I monaci artiglieri di santa Maria de Oya

                                 di Elentir

Chi percorre il cammino portoghese della Costa da Caminha a Moguès si imbatte nell’imponente Monastero di santa Maria de Oya. Di origini incerte, si presume che fu fondato nel XII secolo da monaci benedettini, che confluirono in seguito nell’ordine cistercense; la sua lunga e affascinante storia ha conosciuto leggende miracolose che qui hanno visto la luce nel corso dei secoli, e che hanno contribuito a dar lustro alla sacralità del monastero, abitato da sempre da monaci singolari  per temperamento e sensibilità. A loro si deve tra l’altro, oltre all’introduzione della vite in queste terre, anche l’allevamento dei cavalli che vivevano allo stato brado nelle terre circostanti, dando origine all’antica tradizione gallega della Rapa das bestas, festa nella quale i partecipanti si cimentano nel tagliare le criniere dei cavalli selvatici. Nel monastero era conservata la Virgen del Mar, una statua ritrovata nelle acque circostanti il monastero, raffigurante la Madonna ornata di una collana di conchiglie che tiene legato a sé un cane, legato con una sorta di catena. La confisca di  Mendizábal fece sì che nel XIX secolo la vita di questo cenobio, come quella di tante chiese e monasteri di Spagna, volgesse al suo termine. Ma la sua storia e le sue leggende l’antico monastero le racconta ancora ai pellegrini che passano fiduciosi sotto le sue mura. (M.M.)

Sabato scorso, mentre stavo facendo un tour fotografico della costa, mi sono fatto coraggio nonostante il freddo, e mi sono lasciato alle spalle la Ria de Vigo per addentrarmi nella montagnosa costa atlantica nel sud della provincia di Pontevedra, dove si staglia uno dei luoghi più suggestivi della zona: il Monastero di Santa María la Real de Oya. Situato nel centro di una bella città di mare, fondata nel XII secolo, il maestoso edificio – oggi in precarie condizioni – ha vissuto una delle più singolari imprese militari e temo anche delle più dimenticate della storia della Spagna: un fatto d’armi nel quale i monaci cistercensi del monastero misero in mostra la loro abilità di artiglieri.

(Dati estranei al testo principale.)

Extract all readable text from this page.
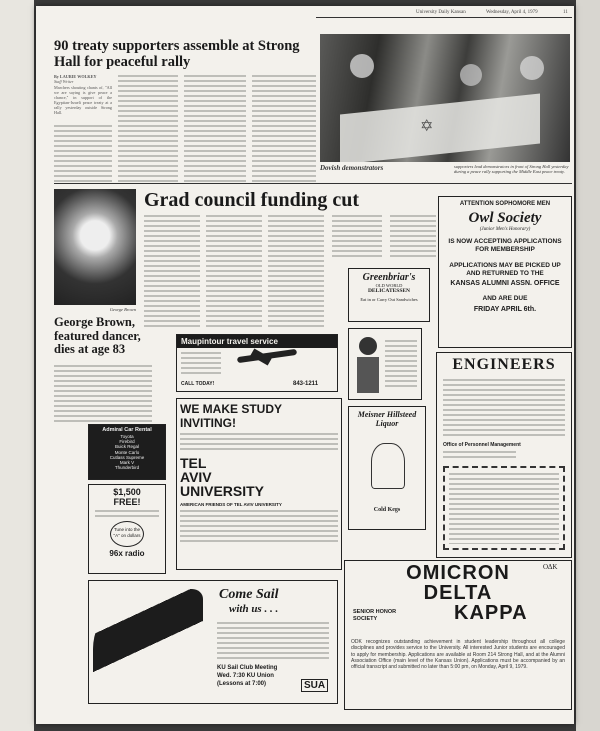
University Daily Kansan	Wednesday, April 4, 1979	11
90 treaty supporters assemble at Strong Hall for peaceful rally
By LAURIE WOLKEY
Staff Writer
Marchers shouting chants of, "All we are saying is give peace a chance," in support of the Egyptian-Israeli peace treaty at a rally yesterday outside Strong Hall.
✡
Dovish demonstrators	supporters lead demonstrators in front of Strong Hall yesterday during a peace rally supporting the Middle East peace treaty.
George Brown
George Brown, featured dancer, dies at age 83
Grad council funding cut	ATTENTION SOPHOMORE MEN
Owl Society
(Junior Men's Honorary)
IS NOW ACCEPTING APPLICATIONS FOR MEMBERSHIP
APPLICATIONS MAY BE PICKED UP AND RETURNED TO THE
KANSAS ALUMNI ASSN. OFFICE
AND ARE DUE
FRIDAY APRIL 6th.
Greenbriar's
OLD WORLD
DELICATESSEN
Eat in or Carry Out Sandwiches
Maupintour travel service
CALL TODAY!	843-1211
ENGINEERS
Office of Personnel Management
WE MAKE STUDY
INVITING!
TEL
AVIV
UNIVERSITY
AMERICAN FRIENDS OF TEL AVIV UNIVERSITY
Meisner Hillsteed Liquor
Cold Kegs
Admiral Car Rental
Toyota
Firebird
Buick Regal
Monte Carlo
Cutlass Supreme
Mark V
Thunderbird
$1,500
FREE!
Tune into the "A" on dollars
96x radio
Come Sail
with us . . .
KU Sail Club Meeting
Wed. 7:30 KU Union
(Lessons at 7:00)	SUA
OMICRON
DELTA
KAPPA
SENIOR HONOR SOCIETY
ΟΔΚ
ODK recognizes outstanding achievement in student leadership throughout all college disciplines and provides service to the University. All interested Junior students are encouraged to apply for membership. Applications are available at Room 214 Strong Hall, and at the Alumni Association Office (main level of the Kansas Union). Applications must be accompanied by an official transcript and submitted no later than 5:00 pm, on Monday, April 9, 1979.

La costante presenza dei pirati musulmani lungo queste coste hanno indotto la Corona alcuni secoli fa ad affidare ai monaci la doppia funzione di vedette e artiglieri, utilizzando il campanile del monastero come torre di osservazione, ed assegnando all’abate il grado di generale nonché il comando della difesa locale, compiti che hanno avuto esito anche in combattimenti come quello avvenuto nel 1624. Ma prima occuparci di quanto avvenuto in quella data dobbiamo fare un salto indietro nel tempo.

Il Monastero di Oya diventa una fortezza armata

Nel 1616, un anno prima della sua morte, il sultano Ahmed I Bakhti, monarca dell’Impero turco, ordinò un’offensiva navale che infestò le coste della Galizia di vascelli musulmani. Una parte della flotta si addentrò nella Ria de Vigo attaccando diversi villaggi, mettendo a ferro e fuoco case e chiese; uccisero molti civili e ne catturarono altri in gran numero, riducendoli in schiavitù. Nel 1621 l’abate di Oya chiese aiuto a Rodrigo Pacheco Osorio, capitano generale della Galizia e terzo marchese di Cerralbo, prima che gli invasori dessero il via all’assalto. Per tutta risposta il capitano generale ordinò al capitano e al luogotenente del suo distaccamento dislocato in quella zona di prendere dimora nel monastero, senza trascurare di fornire ai monaci alcuni pezzi di artiglieria per garantire la difesa della zona costiera.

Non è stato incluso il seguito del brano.